The code is written in Java and Kotlin. There is no actual restriction on when to use which. However, the project is essentially split into two parts that are connected by a DataQueue. There is a grown convention that the producing code for the data-queue is written in Java whereas the consuming code is written Kotlin.
The producing code is the API implementation for MDS essentially using Controller, Resolver, Executer and Parser classes which fetch the objects and convert them into internal data transfer objects. These objects are then offered to the consuming part via the DataQueue. The consuming end is built by Service and Repository classes that implement the GraphQL API for Hasura to store the data into the database.

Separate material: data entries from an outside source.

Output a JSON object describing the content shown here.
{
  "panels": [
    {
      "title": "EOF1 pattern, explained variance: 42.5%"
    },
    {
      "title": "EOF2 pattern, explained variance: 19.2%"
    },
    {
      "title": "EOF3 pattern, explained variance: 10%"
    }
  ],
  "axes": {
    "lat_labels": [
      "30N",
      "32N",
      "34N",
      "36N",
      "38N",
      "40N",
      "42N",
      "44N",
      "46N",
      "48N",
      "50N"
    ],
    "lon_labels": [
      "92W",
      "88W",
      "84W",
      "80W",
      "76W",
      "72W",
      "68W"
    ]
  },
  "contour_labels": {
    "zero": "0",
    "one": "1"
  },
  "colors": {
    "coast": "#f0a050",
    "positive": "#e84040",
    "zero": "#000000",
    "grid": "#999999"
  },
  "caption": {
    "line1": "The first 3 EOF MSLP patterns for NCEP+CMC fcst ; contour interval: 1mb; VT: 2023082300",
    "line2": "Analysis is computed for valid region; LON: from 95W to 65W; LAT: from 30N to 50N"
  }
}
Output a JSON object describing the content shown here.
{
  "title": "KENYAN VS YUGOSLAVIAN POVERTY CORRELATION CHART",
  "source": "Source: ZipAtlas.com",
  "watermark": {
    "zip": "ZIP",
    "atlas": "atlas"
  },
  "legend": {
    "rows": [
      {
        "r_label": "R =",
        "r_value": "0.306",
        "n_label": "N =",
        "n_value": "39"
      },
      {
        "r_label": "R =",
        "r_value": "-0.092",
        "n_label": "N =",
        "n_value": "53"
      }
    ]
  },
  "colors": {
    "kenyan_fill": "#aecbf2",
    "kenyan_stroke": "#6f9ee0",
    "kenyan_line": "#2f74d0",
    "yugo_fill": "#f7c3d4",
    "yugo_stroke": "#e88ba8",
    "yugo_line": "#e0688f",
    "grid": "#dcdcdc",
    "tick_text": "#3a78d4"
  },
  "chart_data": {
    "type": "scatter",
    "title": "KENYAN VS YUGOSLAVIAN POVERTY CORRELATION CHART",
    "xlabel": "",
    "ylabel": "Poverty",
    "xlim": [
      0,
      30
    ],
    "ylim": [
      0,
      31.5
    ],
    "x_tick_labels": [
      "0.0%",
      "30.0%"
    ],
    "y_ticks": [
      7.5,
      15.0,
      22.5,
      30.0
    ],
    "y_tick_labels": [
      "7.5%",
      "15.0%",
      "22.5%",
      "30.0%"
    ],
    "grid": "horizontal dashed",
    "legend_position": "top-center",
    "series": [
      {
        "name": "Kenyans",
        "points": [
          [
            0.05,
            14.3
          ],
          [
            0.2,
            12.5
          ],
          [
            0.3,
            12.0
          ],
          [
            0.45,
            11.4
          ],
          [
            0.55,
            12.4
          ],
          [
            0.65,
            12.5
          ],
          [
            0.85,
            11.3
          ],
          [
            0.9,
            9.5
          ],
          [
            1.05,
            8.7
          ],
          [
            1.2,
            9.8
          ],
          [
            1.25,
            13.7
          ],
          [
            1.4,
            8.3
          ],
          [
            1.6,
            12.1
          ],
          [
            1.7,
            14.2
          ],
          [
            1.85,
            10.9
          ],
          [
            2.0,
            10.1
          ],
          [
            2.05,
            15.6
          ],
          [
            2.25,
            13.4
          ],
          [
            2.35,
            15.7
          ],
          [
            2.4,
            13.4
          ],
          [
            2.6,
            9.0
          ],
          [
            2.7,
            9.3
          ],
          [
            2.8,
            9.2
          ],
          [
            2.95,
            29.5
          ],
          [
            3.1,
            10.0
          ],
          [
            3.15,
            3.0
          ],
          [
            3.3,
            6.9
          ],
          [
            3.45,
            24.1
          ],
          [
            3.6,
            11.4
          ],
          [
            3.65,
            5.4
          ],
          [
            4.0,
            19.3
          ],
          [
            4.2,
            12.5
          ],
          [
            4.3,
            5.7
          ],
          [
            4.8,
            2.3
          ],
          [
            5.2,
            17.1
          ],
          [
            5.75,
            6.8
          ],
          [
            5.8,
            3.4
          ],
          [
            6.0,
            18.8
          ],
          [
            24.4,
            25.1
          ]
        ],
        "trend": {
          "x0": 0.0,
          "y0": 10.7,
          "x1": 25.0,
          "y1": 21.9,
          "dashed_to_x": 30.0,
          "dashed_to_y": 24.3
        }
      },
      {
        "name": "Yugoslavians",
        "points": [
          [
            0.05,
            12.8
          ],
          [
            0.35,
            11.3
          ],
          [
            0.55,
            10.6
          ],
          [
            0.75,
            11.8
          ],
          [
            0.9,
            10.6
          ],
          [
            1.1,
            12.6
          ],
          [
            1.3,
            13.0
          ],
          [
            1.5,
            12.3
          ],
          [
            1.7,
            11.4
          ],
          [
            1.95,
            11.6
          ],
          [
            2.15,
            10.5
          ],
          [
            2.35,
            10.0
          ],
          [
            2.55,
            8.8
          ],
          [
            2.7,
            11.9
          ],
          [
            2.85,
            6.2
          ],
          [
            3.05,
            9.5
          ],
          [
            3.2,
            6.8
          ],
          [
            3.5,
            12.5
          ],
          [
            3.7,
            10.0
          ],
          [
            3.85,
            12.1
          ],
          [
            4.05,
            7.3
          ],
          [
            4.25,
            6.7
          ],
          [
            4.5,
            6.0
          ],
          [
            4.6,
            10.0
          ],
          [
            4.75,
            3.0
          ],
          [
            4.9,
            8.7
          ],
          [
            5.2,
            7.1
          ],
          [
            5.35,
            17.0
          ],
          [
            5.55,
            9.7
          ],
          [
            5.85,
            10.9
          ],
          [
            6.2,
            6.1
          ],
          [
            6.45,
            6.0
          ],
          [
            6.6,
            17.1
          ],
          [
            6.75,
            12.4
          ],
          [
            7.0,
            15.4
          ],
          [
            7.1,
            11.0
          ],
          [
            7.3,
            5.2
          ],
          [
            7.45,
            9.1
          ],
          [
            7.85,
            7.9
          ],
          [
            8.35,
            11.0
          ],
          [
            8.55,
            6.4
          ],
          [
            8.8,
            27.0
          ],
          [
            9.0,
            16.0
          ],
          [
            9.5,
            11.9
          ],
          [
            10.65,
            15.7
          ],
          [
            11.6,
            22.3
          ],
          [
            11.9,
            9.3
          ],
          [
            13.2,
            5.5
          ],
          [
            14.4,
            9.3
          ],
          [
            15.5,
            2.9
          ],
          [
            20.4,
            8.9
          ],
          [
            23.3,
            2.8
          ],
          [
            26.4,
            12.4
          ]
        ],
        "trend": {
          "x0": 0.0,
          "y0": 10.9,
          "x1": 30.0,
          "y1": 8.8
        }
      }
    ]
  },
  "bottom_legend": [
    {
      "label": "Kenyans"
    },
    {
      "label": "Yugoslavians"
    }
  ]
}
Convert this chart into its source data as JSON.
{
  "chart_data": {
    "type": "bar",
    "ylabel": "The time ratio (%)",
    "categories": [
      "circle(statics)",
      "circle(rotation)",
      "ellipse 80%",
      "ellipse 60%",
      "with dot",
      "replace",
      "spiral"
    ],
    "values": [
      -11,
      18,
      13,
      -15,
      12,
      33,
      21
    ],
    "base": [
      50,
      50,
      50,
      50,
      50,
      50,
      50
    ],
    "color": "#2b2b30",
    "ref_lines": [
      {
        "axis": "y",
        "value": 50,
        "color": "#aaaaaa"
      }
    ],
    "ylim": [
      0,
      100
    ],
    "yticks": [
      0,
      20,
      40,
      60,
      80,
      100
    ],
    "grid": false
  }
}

API data objects for MDS used in the producing code are generated via JAXB.
Code for the GraphQl API on the consuming side is generated by Apollo.

Environment Variables

The required env-vars are defined in application.yml.

Note: There is an additional application-test.yml that is applied during test execution and (partially) overrides what is defined in application.yml.

Package Structure

The base package of the application is de.smbonline.mdssync.

Package Description
de.smbonline.mdssync Application entry point
de.smbonline.mdssync.dataprocessor.controller Service configuration (consuming side)
de.smbonline.mdssync.dataprocessor.graphql GraphQl code (consuming side)
de.smbonline.mdssync.dataprocessor.queue Interface between producing and consuming side
de.smbonline.mdssync.dataprocessor.repository GraphQl and webdav repositories (consuming side)
de.smbonline.mdssync.dataprocessor.service Service implementation (consuming side)
de.smbonline.mdssync.dto Data transfer objects
de.smbonline.mdssync.exc Exception classes
de.smbonline.mdssync.exec Sync execution code (producing side)
de.smbonline.mdssync.index Search-indexer connection (producing side)
de.smbonline.mdssync.log Logging utils
de.smbonline.mdssync.pattern Generic code for software patterns
de.smbonline.mdssync.properties Wrappers for application.yml configuration
de.smbonline.mdssync.rest REST code (producing side)
de.smbonline.mdssync.rules Data transformation rules (producing side)
de.smbonline.mdssync.search MDS code (producing side)
de.smbonline.mdssync.util Shared utilities

Developer Guidelines and Code Conventions

  • The code is based on @NonNullApi, everything that can have a null value is flagged as @Nullable.
  • All access to member attributes is qualified with this..
  • Method arguments are final.
  • Every code change needs to be reflected by an increased version number in build.gradle.kts.
  • We use fully-qualified imports for interfaces and classes.
  • We use static wildcard imports for constants and methods from static-only utility classes.
  • Developers run gradlew sonar before pushing code to Git.